Tyranny
of Copyrights
Jan 24th, 2004
Dr.
John
A fascinating article by Robert
Boynton at the New York Times discusses the burgeoning fight between
copyright and copyleft. In what can almost be described as a
reincarnation of the struggle between capitalism and socialism, a new
struggle at the very core of societal structure, is emerging. How this
struggle plays out over the next decade will affect not only our lives,
but the lives of many future generations.
In Thomas Jefferson's original
conception of the copyright, we have Article 1, Section 8 of the
Constitution, which gives Congress the authority to ''promote the progress
of science and useful arts, by securing for limited times to authors and
inventors the exclusive right to their respective writings and
discoveries.'' In the year 1790, copyright protection in the United States
only lasted for 14 years, and could be renewed once before the work
entered the public domain. Contrast this with the current state of affairs
where copyrighted materials are protected for 75 years after the death of
the author. For corporations, copyrighted works are protected for 95 years
after publication. Does it seem, perhaps, like large corporations might
have had something to do with the writing of this law?
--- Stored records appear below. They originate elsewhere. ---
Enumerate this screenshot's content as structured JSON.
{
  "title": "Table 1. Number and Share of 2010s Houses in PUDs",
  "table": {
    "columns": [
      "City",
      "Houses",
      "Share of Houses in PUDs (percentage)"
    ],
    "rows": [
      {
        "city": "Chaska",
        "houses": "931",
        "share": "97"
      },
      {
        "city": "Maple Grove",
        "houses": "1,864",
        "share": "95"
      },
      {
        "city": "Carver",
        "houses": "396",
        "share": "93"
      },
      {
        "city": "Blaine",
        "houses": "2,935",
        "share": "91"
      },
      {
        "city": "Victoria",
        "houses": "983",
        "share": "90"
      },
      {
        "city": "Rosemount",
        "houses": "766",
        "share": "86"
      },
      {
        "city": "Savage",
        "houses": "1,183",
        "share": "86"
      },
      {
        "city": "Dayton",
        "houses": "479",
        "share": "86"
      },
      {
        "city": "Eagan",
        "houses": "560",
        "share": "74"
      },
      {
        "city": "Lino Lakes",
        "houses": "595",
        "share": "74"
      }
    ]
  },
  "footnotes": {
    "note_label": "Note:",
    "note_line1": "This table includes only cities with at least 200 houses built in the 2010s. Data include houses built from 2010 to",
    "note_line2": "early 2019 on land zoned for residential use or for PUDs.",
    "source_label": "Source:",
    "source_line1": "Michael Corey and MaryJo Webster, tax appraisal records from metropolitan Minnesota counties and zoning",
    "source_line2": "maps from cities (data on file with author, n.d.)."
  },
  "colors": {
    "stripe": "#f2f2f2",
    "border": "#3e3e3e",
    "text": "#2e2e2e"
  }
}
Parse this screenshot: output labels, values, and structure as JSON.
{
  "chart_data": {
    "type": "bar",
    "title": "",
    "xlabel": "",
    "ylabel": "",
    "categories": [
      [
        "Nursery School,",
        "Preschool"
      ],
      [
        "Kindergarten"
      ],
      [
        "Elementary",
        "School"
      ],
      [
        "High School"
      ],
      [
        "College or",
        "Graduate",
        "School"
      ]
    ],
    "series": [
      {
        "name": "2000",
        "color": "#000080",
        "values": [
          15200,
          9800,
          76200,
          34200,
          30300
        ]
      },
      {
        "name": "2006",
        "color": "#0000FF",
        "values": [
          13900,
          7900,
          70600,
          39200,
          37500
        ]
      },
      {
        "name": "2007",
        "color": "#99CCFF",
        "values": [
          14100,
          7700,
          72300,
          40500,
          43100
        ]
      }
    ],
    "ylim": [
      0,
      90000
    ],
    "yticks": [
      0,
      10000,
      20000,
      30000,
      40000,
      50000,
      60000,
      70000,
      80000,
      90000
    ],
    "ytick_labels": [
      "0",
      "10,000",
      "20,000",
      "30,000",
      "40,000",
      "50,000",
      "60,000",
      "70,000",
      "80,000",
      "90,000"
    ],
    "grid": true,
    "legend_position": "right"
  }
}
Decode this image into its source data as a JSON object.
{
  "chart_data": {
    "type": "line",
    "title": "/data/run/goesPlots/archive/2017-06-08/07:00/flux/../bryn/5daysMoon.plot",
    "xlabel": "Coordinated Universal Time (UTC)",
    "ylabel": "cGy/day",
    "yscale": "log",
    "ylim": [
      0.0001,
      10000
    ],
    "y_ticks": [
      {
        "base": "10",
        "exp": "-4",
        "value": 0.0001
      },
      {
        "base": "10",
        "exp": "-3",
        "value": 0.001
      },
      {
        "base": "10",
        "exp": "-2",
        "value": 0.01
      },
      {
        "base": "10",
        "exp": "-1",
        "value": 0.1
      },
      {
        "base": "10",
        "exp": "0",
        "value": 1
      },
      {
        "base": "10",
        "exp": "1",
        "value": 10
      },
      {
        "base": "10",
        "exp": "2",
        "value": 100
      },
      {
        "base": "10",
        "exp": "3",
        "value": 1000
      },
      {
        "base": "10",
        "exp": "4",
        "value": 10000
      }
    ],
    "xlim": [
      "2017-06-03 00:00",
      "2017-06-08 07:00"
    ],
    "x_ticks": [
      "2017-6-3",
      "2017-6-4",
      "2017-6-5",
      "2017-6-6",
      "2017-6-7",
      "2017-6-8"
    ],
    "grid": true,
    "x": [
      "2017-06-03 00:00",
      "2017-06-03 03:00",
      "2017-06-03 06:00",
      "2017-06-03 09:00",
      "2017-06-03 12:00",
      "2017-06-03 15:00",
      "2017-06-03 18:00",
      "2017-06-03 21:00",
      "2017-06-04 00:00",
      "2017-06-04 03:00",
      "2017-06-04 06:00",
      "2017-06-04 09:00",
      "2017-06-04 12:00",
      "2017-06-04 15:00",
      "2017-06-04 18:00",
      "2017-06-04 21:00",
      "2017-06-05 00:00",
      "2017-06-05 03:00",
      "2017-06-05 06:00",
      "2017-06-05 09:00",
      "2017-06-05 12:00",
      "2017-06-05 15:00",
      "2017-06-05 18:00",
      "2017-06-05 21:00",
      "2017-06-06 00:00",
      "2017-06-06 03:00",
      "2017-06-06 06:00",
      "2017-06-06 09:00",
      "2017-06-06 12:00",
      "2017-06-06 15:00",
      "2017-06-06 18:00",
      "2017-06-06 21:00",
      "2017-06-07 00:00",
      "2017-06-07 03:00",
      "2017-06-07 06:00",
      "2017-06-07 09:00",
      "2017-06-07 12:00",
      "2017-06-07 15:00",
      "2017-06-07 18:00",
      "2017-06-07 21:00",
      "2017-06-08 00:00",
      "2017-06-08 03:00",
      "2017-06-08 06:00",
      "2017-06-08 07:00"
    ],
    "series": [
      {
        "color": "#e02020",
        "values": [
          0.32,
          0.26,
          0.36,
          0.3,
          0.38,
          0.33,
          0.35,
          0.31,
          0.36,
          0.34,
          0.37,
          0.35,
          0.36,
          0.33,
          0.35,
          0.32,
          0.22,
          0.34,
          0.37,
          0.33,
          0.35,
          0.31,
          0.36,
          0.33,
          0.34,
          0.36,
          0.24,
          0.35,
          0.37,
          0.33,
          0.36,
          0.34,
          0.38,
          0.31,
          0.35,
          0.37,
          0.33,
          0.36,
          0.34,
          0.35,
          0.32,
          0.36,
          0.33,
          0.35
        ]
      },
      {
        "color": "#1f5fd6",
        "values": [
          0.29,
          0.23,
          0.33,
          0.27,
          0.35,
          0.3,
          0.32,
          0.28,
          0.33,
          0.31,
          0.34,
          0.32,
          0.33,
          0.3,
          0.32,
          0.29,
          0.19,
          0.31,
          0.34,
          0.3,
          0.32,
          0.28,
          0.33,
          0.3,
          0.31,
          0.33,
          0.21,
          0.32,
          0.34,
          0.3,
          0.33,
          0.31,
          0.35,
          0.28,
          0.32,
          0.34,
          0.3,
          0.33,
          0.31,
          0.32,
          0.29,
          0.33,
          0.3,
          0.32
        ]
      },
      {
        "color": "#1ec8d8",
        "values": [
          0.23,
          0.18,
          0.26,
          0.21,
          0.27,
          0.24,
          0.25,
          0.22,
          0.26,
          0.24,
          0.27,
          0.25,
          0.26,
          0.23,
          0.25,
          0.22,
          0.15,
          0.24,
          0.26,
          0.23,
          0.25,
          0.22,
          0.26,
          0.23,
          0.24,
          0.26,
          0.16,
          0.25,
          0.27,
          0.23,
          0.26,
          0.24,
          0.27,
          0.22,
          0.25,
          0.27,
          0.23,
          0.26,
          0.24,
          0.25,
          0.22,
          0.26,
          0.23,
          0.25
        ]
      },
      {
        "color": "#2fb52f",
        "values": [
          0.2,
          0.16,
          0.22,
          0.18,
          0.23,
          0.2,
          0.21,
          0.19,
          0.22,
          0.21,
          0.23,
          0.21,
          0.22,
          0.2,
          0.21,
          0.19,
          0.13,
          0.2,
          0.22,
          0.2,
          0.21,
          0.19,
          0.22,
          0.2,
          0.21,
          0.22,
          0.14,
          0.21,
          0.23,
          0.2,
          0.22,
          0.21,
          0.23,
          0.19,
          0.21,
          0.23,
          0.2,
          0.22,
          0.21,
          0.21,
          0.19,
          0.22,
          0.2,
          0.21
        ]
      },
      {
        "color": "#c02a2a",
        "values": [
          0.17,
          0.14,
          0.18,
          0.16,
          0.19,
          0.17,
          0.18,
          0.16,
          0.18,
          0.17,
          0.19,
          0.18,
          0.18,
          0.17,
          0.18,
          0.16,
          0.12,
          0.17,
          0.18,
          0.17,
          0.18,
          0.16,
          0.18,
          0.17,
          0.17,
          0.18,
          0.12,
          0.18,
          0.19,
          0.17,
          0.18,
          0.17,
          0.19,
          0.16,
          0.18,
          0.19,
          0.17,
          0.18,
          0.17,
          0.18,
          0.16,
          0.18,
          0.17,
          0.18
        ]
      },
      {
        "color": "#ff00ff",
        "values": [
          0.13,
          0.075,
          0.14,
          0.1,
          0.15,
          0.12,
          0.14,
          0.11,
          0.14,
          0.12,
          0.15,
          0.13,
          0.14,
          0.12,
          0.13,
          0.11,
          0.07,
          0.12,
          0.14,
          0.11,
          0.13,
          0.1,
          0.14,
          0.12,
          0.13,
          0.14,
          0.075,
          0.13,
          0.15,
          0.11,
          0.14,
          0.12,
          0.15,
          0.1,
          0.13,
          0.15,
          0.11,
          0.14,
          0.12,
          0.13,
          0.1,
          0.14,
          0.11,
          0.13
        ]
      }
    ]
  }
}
Copyrights were never intended
to protect for many decades large corporations who purchased copyrights
from the original authors or inventors. However, that is exactly what is
happening in thousands of litigations currently underway in the United
States. In fact, the current legal actions between SCO group and IBM are a
perfect example of how aging copyrights can be purchased by a company that
had nothing to do with creating the original work, but then are used as
litigation tools to extort money from other companies, and individuals.
This was not Thomas Jefferson's, nor any of the founding father's original
intent.
Copyleft, as opposed to
copyright, dictates that persons who modify a particular work, such as
making additions to Linux for example, must pass all rights to any
recipients of that work. Further, none of the modifications can be
patented, or if they are, then the patents must be licensed for everyone's
free use.
The way in which copyrights are
being used now, for example the way music is being sold one song at a time
on the Internet, is moving us ever closer towards a pay-per-service
society where everything is copyrighted permanently, and we are charged
micro-payments for every action we take. The development of Digital Rights
Management, and its incorporation into every piece of computer hardware
and software, is an inevitable move towards this end. Microsoft's Bill
Gates would like more than anything to be the person in charge of fully
digitizing and integrating micro-payments into our lives. Just like phone
bills of days long gone, you’re debit card statement at the end of the
month will be dozens of pages long.
As usual, its folks like you and
me who are caught in the middle of this titanic struggle. So which side is
right? Neither side can claim to have a fully desirable or workable model
for the way in which intellectual property should be protected in a modern
society. Intellectual property is not some unassailable edifice that must
be protected perpetually until the end of time, nor should it be ignored
as a driving force for enhancing creativity. But creativity comes from the
heart, not from greed, so that is a relatively minor consideration.
Nonetheless, rewarding people financially for a job well done is something
that Western society has deemed extremely important, and there is no sign
of this sentiment waning. As such, I propose a simple and workable
solution. Lobby Congress to reduce, rather than extend, copyright
protection in terms of years.
In my mind, if the idea is to
protect a creator or inventor of a particular piece of work, the 14 year
time limit, with a single 14 year extension seems generous. Extending that
to anything beyond 42 years ( 2 renewals), to me, smacks of greed. I think
laws can also be written to prevent the kind of action that SCO is
pursuing against IBM in particular, and Linux in general. SCO bought the
rights to some old UNIX copyrights, and now is litigating against the
entire world “to protect their intellectual property rights”. It is
not their intellectual property. They merely purchased the rights to the
copyrights. This kind of corporate extortion should not be allowed under
US copyright law. We need to return the concept of copyright back to the
idea of protecting inventors and creators, not to providing ammunition for
litigation under some warped concept of intellectual property.